Well we have been speaking out. The Energy Report has long warned that the market was overestimating shale's ability to replace more traditional jects. Years ago, we warned that the market was underestimating shales potential impact and in recent years we warned that the market was overestimating shales ability to replace traditional energy portion. We warned that shales large decline rate and its logistics and the independent nature of the producers would make it impossible for shale oil process to replace Saudi Arabia and OPEC’s role as swing producer. We also warned about the financial fragility of some of the producers. We also warned that we can’t trust in shale alone.

That is one reason why oil is soaring despite predictions by the International Energy Agency that the U.S. will see a shale production surge. The reality is that while production will rise, current production is not meeting demand. The market rallied hard on a report by Genscape that oil supply in Cushing Oklahoma continues to drain, by an additional 660,000 barrels in the last few days. That does not fit the bearish narrative. Global supplies are also draining at a time when you expect them to be rebuilding.

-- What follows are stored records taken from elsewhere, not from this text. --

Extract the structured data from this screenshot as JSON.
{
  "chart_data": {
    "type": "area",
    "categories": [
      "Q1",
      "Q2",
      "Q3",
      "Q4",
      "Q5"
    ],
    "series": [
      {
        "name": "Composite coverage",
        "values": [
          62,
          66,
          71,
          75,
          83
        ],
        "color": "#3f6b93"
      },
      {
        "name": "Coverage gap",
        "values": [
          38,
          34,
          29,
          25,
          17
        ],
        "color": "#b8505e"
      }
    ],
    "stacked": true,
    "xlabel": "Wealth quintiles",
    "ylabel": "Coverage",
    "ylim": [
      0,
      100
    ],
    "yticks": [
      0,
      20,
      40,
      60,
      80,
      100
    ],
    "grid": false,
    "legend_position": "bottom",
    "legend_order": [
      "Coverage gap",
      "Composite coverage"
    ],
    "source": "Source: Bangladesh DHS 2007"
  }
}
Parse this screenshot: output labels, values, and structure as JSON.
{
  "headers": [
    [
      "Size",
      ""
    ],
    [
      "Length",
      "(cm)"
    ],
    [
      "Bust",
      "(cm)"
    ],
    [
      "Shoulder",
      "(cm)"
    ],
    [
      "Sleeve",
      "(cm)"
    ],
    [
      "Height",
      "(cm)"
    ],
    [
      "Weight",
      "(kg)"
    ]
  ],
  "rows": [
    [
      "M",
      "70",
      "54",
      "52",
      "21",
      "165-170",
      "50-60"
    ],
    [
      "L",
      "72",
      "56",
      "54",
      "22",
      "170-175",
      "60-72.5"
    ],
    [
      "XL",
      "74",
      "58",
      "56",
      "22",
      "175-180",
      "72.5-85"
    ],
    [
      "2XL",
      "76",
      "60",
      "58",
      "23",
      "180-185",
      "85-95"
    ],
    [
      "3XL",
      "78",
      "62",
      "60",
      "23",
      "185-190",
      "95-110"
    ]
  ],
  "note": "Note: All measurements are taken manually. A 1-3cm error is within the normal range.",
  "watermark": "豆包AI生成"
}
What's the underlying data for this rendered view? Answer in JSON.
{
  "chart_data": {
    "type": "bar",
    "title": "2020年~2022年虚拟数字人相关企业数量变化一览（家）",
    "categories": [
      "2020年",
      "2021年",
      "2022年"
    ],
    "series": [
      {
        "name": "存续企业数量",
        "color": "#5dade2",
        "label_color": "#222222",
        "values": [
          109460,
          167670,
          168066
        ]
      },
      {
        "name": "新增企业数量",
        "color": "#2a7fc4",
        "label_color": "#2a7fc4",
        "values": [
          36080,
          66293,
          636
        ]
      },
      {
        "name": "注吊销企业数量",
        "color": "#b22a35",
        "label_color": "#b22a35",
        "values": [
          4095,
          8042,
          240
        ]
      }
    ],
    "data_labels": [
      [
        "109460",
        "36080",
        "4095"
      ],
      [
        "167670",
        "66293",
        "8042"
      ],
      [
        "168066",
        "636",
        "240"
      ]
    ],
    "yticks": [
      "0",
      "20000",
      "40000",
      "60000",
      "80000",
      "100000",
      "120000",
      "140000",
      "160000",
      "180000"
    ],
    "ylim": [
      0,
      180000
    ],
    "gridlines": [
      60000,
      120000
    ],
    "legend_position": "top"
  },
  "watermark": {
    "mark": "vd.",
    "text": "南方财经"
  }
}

You see when oil did that double dip in 2015, many thought is was because of shale and the glut. It was because many hedge funds did not understand the fundametals. They believed the lower for longer mantra or that somehow shale oil would learn to love oil in the twenties and prosper. Instead we were sowing the seeds of the most significant bottom in oil in a generation. Now, many are starting to see what we saw back then and that is why oil is doing as well as it is now.